A pro-government commentator trumpets the fact that Italian PM Renzi’s decision to lower the retirement age for judges has not been criticized as undemocratic by the European media and the EU, while a similar decision by Viktor Orbán three years ago provoked a harsh rebuke.
In 2011, Parliament ordered judges to retire at 62, the official age of retirement, provoking allegations that the government wanted to get rid of older judges who were more likely to have ties with the Socialists. Eventually the Hungarian Constitutional Court decided that the statute was unconstitutional. (See BudaPost July 24, 2012.)
In Magyar Nemzet, Anna Szabó considers the Italian case yet another example of double standards in the EU. The Fidesz government’s special levy on banks and the ”sector-specific crisis taxes” (on telecommunication providers) were similarly attacked. Yet these were later copied by other EU member countries without the Commission ringing the alarm bell. Now once again, no one seems to be bothered when Italy’s leftist Prime Minister Matteo Renzi decides as part of his reform package that judges should retire at the age of 70, while the retirement age will be further lowered to 66 in the next two years, she remarks, whereas Viktor Orbán’s similar move provoked the ire of the Venice Committee and EU Commissioner Viviane Reding. In the Italian case, providing more opportunity for younger judges is called a reform rather than discrimination or a blow to democracy, Szabó adds bitterly, while in Hungary “the old order has been restored” through the decision of the Constitutional Court, and veteran judges from the time “when most judges had to be party members” closed their ranks.
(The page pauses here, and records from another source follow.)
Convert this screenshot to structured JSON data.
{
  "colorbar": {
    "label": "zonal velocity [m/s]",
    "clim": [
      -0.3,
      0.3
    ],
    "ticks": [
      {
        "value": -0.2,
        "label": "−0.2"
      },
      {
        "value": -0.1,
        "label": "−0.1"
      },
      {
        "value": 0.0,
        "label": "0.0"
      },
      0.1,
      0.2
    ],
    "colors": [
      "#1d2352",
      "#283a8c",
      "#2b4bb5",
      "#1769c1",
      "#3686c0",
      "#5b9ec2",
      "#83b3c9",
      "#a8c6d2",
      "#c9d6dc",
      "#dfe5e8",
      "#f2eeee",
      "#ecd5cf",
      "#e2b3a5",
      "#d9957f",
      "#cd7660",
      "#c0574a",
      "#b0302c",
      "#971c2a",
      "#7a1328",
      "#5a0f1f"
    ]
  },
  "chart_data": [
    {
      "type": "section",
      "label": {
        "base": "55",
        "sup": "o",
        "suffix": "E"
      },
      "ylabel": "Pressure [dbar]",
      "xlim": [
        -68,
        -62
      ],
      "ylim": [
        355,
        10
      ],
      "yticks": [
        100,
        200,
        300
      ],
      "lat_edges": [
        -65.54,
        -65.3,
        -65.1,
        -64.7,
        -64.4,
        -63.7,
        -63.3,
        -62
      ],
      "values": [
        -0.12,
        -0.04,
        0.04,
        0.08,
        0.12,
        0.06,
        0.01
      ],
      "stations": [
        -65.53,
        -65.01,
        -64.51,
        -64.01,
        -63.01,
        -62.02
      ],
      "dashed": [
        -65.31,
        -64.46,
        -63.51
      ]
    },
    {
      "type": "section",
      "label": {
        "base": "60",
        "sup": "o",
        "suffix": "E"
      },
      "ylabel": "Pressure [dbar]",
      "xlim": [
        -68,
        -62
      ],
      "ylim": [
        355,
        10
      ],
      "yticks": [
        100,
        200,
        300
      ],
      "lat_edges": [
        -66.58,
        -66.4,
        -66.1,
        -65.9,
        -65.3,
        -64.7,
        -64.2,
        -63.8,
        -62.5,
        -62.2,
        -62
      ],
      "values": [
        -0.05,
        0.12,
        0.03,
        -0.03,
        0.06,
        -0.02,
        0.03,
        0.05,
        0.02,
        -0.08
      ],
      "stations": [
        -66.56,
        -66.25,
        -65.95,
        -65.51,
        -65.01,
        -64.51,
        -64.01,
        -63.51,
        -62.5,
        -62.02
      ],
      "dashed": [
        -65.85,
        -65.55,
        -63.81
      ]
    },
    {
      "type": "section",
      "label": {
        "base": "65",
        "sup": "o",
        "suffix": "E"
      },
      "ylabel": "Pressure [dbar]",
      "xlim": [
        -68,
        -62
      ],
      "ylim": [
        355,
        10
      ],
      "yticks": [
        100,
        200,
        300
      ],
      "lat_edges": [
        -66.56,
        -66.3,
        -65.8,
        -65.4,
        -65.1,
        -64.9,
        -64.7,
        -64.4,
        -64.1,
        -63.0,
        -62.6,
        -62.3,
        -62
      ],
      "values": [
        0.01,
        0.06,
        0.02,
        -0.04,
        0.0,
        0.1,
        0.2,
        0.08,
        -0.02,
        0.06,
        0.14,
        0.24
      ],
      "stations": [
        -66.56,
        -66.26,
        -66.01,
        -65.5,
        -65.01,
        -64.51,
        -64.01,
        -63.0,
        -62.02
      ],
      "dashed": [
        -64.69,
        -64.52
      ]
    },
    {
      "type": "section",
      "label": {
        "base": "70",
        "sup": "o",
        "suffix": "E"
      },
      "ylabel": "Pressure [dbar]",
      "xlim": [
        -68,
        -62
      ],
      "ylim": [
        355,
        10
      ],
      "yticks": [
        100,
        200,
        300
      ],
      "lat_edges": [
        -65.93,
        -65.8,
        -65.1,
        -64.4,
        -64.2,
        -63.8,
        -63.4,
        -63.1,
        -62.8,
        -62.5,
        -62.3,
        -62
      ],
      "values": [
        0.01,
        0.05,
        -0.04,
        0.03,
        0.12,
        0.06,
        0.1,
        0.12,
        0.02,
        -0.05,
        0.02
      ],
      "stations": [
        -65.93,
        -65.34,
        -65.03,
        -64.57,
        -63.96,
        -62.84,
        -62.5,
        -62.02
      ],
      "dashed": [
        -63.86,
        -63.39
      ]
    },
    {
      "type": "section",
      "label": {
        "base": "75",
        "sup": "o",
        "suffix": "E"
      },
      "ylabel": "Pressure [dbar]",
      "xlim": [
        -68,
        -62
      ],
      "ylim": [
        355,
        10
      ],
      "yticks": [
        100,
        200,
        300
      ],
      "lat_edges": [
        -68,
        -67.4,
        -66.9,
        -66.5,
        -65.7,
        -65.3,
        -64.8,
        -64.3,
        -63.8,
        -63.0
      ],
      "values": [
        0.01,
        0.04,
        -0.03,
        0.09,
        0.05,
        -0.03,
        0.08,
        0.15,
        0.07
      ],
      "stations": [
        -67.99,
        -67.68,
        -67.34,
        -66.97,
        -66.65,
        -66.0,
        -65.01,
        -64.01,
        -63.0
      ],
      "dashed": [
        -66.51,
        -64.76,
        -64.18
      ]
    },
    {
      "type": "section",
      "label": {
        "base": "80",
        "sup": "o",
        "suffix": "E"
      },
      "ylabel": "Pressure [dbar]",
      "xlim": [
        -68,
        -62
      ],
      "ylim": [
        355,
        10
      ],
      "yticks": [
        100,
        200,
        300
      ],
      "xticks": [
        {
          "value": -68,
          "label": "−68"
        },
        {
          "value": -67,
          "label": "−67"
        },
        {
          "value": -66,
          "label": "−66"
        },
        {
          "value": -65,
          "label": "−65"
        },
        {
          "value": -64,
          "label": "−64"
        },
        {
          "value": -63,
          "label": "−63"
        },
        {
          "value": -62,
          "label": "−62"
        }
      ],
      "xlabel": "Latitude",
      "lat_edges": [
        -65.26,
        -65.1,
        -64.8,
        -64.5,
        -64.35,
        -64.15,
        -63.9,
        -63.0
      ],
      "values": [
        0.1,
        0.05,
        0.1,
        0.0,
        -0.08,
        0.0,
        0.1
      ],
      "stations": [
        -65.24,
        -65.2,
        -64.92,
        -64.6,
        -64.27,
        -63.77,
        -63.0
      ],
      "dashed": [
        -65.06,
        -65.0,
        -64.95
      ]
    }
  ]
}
The result, she says, is that a former Socialist MP has just been acquitted by a former Socialist candidate for the Constitutional Court, she concludes – a reference to former MSZP vice-chairman and former mayor of the 11th district of Budapest Gyula Molnár who was acquitted of a corruption charge by the Kúria (the Supreme Court) in May after being sentenced to 8 months in prison in the first instance six months before.